Rojava ve Ukrayna elbette aynı şey değil; ‘aynı ağırlıkta’ değil ancak, bir haftadır devam eden Rusya’nın Ukrayna’yı işgali karşısında Batı çok hızlı, çok radikal, hayati derecede önemli ve somutlar adımlar attı. Tüm dünyayı Rusya’ya karşı – haklı olarak- ayağa kaldırdı. Yaptırımlarla Rus ekonomisini çökme riskiyle karşı karşıya bıraktı.
İşgalin daha birinci haftasında Putin’i Ukrayna’da işlediği insanlık suçları nedeniyle uluslararası bir mahkemede yargılamanın yolunu açtı. Ayrıca Rusya’ya karşı savaşması için Ukrayna’ya ‘gönüllü’ yolladı. İngiltere gibi ülkeler bile savaşa gitmek isteyen vatandaşlarına destek vereceğini açıkladı.
Ne var ki aynı İngiltere IŞİD’e karşı insanlık adına savaşmak için Rojava’ya giden vatandaşlarını ‘terör örgütü’ üyeliğiyle yargılamış, bazılarını ülkeye dahi almamıştı.

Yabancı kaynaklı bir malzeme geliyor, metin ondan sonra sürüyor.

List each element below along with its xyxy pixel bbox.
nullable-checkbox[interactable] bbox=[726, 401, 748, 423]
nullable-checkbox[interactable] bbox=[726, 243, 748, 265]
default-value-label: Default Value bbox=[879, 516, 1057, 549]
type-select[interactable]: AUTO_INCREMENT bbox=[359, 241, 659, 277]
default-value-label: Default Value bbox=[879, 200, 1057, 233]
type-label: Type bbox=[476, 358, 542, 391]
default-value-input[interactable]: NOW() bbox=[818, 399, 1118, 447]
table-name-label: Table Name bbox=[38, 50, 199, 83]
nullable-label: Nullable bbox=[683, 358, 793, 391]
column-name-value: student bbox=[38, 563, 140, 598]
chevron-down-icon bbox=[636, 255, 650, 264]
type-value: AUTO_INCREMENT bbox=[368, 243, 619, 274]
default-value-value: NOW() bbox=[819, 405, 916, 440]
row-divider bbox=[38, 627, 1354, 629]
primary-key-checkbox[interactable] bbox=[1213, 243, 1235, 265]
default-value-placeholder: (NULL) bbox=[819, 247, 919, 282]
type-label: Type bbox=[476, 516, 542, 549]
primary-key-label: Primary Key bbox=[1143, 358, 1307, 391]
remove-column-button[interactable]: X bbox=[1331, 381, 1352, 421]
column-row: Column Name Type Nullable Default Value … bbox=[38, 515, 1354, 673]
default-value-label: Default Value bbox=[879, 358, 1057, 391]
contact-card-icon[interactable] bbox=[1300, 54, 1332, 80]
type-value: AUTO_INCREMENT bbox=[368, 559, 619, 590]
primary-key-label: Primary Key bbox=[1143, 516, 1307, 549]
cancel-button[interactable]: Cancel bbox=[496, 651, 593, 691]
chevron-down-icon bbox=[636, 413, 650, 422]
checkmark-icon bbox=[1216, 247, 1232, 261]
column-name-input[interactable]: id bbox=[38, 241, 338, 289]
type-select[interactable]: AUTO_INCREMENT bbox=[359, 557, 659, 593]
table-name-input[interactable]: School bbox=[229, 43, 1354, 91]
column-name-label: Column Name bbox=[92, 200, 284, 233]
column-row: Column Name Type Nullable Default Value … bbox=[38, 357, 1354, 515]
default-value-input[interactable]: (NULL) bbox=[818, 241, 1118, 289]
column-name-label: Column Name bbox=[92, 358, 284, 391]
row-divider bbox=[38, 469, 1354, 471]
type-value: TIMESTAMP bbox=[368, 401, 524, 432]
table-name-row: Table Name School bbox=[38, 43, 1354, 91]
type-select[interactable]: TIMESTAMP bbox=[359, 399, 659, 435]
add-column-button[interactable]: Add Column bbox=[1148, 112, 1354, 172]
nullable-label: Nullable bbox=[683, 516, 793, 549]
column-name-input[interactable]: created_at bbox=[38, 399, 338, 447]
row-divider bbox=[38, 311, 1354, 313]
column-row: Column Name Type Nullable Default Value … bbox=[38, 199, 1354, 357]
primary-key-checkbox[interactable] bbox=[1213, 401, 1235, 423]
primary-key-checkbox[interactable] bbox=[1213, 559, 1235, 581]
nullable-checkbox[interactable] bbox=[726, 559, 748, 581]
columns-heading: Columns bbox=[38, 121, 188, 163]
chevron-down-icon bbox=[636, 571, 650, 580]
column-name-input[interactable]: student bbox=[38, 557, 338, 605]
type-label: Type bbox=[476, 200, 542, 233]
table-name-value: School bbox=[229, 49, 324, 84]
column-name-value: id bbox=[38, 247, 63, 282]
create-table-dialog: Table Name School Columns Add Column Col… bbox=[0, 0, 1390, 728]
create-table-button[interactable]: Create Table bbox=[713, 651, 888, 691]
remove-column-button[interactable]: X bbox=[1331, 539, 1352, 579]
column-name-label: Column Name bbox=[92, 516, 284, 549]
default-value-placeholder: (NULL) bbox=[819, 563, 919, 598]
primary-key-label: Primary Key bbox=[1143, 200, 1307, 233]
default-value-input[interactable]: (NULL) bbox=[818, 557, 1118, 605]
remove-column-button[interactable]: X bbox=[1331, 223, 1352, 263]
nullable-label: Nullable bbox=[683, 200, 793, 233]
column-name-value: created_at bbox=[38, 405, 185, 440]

Bugün Putin’i yargılamak için yoğun çaba harcayanlar, yıllardır Erdoğan’ı kollamış, yaptıklarını onaylamasalar bile dokunmamışlardı. Yine bugün Rusya’ya karşı savaşmak üzere Ukrayna’ya gidenleri alkışlayanlar, IŞİD’e karşı savaşanları yargılamışlardı, halen de yargılıyor. İngiltere’si, Almanya’sı, Fransa’sı, Amerika’sıyla Kürtler söz konusu olduğunda geçmişte çifte standart uygulayanlar, bugün de bu politikalarını sürdürüyorlar.
Bunu görmek ve üzerinde düşünmek gerekir.
Öte yandan dış dünya böyle de Türkiye’nin içerisi çok mu farklı? Hayır değil, orada da çifte standardın alası yaşanıyor. Egemen siyaset, egemen medya ve ırkçılıkla zehirlenmiş sivil toplumdan vazgeçtik, kendilerine ‘sol’, ‘sosyalist’ ya da ‘komünist’ diyenler bile çifte standart uyguladılar.
Bugün Dombas’ın özerkliğini savunanlar, Putin işbirlikçisi cumhuriyetleri selamlayanlar dün Rojava’nın özerkliğine karşı çıkıyorlardı ki halen de çıkıyorlar. Aynı şekilde yine bugün Ukrayna’daki direnişi selamlayanlar da, dün Rojava’daki direnişe ya dudak bükmüş ya da devletin elindeki ‘terör’ yaftasını yapıştırmışlardı. Böyle sayısız çevre ve sayısız çifte standart örneği var.
Elbette böyle bir dünya ve böylesi bir Türkiye gerçekliğinde Kürtlerin daha dikkatli ve gerçekçi olmaları, ayrıca kendilerini gözden geçirmeleri gerekiyor.
Zira Batı dünyasının çifte standartçı tavrında sadece Türkiye’nin NATO üyesi olmasının ya da Avrupa ile güçlü ekonomik bağlarının bulunmasının etkisi yok, Kürtlerden kaynaklanan nedenlerin de etkisi var.
Bunların da üzerinde düşünmek; Kürtlerin bu parçalı, bölünmüş hali devam ettikçe, ‘ulusal birlik’ gerçekleşmedikçe kimsenin Türk devletini Kürtler yüzünden karşısına almayacağını görmek gerekiyor ki bunu da en iyi Türk devleti görüyor.
Dolayısıyla bir yandan Batı dünyasının çifte standardını teşhir etmek, diğer yandan ise üzerimize düşeni yapmak, içeride birliği sağlamak zorundayız. Bunu yapmaz isek önümüze çıkan fırsatları kaçırmış, yeni yüzyılı da ıskalamış olacağız.